Biden slams settlement move at Palestinian talks

US Vice President Joe Biden met Palestinian leaders on Wednesday, telling them Israel`s decision to expand settlement activity in east Jerusalem is undermining the peace efforts he is promoting.

Ramallah (West Bank): US Vice President Joe Biden met Palestinian leaders on Wednesday, telling them Israel`s decision to expand settlement activity in east Jerusalem is undermining the peace efforts he is promoting.
He also stressed the US administration`s commitment to the creation of a viable Palestinian state.

"Our administration is fully committed to the Palestinian people and to achieving a Palestinian state which is viable and contiguous," he told journalists after talks with Palestinian president Mahmud Abbas.

Flanked by Abbas, he again strongly condemned Israel`s green light to the construction of 1,600 settler homes in annexed Arab east Jerusalem, which was announced while he held talks with Israeli leaders on Tuesday.

"It is incumbent on all parties to grow an atmosphere of support for the negotiations and not to complicate them," he said in Ramallah, the political capital of the occupied West Bank.

"Yesterday, the decision by the Israeli government to advance planning for new housing units in east Jerusalem undermines that very trust, the trust that we need right now in order to begin as well as produce profitable negotiations," said Biden.

Abbas also condemned the Israeli move, and a separate decision to build 112 new homes for settlers in the West Bank.

"The decisions announced by the Israeli government over the past two days ... undermine trust and deal a severe blow to efforts deployed over the past months to start indirect negotiations," he said.

The Palestinians want to make east Jerusalem the capital of their promised state.

Biden had hoped his meetings in Jerusalem and Ramallah would serve to boost the indirect talks Israel and the Palestinians have agreed to hold after a 14-month hiatus in peace negotiations.

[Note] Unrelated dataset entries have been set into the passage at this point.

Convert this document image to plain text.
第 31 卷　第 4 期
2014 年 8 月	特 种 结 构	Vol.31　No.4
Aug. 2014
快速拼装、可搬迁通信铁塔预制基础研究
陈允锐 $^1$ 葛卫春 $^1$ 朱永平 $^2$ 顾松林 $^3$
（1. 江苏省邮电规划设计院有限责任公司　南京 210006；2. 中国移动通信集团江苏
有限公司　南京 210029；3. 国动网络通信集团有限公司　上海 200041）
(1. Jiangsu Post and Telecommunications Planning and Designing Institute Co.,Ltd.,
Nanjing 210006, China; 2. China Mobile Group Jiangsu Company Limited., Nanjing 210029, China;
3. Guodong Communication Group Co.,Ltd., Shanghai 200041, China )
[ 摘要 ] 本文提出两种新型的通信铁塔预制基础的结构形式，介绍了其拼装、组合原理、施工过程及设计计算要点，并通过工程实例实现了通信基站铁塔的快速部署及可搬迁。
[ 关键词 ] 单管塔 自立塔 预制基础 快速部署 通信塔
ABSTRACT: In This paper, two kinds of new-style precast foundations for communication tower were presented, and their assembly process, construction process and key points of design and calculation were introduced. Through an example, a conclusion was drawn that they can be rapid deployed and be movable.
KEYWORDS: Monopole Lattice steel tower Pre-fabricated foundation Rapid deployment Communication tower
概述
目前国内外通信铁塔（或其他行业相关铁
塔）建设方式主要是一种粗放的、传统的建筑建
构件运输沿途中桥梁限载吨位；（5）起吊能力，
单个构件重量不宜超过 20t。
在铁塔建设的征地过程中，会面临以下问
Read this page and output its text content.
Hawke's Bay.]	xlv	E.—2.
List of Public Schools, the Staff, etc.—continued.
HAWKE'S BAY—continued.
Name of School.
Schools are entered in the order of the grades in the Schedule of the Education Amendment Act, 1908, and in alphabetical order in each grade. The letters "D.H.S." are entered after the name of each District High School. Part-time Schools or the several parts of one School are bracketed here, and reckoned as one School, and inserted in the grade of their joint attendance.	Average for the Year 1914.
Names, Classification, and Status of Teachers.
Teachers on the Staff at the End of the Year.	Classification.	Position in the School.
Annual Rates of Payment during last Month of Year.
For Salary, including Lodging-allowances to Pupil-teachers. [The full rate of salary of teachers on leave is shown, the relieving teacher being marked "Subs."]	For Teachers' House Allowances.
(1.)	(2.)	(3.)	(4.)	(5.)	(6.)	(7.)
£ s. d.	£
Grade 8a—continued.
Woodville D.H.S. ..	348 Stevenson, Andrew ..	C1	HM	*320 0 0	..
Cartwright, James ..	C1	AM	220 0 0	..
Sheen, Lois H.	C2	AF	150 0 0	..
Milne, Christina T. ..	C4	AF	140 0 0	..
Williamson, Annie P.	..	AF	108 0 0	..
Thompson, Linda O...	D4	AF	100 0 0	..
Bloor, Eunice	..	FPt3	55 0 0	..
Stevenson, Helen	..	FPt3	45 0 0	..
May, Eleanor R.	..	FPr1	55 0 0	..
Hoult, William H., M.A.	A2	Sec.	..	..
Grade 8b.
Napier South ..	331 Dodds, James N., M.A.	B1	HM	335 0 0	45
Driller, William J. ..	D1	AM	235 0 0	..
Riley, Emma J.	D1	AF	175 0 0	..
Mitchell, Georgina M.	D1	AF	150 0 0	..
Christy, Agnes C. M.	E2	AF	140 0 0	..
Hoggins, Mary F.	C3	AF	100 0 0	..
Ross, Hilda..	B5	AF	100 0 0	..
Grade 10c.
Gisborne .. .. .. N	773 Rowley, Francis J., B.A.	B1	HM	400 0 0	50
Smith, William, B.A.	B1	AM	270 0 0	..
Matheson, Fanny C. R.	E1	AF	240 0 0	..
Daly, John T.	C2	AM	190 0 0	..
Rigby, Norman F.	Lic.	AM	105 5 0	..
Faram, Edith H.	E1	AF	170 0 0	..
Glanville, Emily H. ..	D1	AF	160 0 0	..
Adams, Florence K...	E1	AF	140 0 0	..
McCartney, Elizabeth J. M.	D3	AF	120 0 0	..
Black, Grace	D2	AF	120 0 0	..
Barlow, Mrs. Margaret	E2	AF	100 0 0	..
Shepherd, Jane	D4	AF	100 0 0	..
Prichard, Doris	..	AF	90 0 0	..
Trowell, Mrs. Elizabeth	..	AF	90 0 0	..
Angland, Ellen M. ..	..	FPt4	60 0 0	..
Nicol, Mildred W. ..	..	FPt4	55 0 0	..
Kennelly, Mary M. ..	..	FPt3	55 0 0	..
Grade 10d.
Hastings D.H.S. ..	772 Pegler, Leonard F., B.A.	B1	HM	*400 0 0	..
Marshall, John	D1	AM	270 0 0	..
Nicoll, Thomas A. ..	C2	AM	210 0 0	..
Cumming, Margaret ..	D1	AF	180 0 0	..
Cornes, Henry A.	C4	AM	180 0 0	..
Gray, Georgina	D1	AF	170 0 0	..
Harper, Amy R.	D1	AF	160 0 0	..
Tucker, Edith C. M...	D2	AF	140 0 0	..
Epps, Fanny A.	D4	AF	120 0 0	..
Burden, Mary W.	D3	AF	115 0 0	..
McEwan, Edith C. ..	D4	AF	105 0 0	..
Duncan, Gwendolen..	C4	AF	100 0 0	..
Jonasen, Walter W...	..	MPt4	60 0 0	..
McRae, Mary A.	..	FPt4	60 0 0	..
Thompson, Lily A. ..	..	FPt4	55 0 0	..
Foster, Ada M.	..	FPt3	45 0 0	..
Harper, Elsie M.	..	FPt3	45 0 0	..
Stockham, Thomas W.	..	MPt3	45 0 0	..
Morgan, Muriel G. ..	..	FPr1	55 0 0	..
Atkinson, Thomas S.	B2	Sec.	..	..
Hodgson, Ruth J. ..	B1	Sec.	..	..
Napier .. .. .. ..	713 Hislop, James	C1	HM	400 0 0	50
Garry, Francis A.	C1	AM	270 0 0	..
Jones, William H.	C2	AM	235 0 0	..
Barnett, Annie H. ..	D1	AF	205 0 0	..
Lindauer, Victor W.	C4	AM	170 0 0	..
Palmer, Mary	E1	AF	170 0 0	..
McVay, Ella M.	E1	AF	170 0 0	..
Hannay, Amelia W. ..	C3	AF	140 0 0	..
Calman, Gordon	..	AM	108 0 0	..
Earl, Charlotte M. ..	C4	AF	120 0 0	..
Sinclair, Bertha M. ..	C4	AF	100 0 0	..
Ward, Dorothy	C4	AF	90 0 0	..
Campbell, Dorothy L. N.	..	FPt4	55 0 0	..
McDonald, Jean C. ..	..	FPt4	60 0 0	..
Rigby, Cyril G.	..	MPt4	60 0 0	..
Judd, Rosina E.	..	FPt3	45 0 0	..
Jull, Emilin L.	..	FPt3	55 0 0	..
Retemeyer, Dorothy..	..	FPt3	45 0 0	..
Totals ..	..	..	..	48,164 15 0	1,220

"The United States considers the goal to be not only in the interests of the Palestinians and the Israelis but in the United States` interests as well," he said.

"We also believe that the gaps between the Israelis and the Palestinians can only be resolved by negotiations. The indirect talks being launched should lead to direct negotiations."

Israel`s decision to expand settlements in east Jerusalem also drew criticism from the UN chief, from the European Union, from the Arab League and even from the office of Israel`s defence minister.

UN chief Ban Ki-moon reiterated that "settlements are illegal under international law."

In Qatar, Arab League chief Amr Mussa told reporters: "The insult has reached a point that not a single Arab could accept.

"Israel does not care about anybody, neither the mediator, nor the Palestinians."

The office of Israeli Defence Minister Ehud Barak, issued a statement expressing "anger after the unwarranted announcement which affects peace negotiations with the Palestinians -- negotiations of the highest interest for Israel."

Israeli media were near-unanimous in condemning the government`s move, which the Haaretz newspaper called a "slap heard round the world."

Maariv pointed out that Biden had hoped to restore the chemistry between the White House and Israel. "And what happened? Within 15 minutes we lost him too."

Before the settlement expansion in east Jerusalem was announced, Biden had reassured Netanyahu of Washington`s "absolute, total, unvarnished commitment to Israel`s security" and of its determination to stop the Jewish state`s arch-rival Iran developing a nuclear weapons capability.

Israel had already given the go-ahead on Monday for 112 new homes in a West Bank settlement in an exception to a partial moratorium on settlement construction announced in November.

The moratorium does not include east Jerusalem, which Israel seized in the 1967 war and later annexed in a move not recognised by the international community. Nor does it include public buildings or settler homes already under construction.

Washington has pushed for months for the two sides to resume talks, but direct negotiations have been on hold since Israel launched a devastating 22-day offensive on the Hamas-ruled Gaza Strip in December 2008.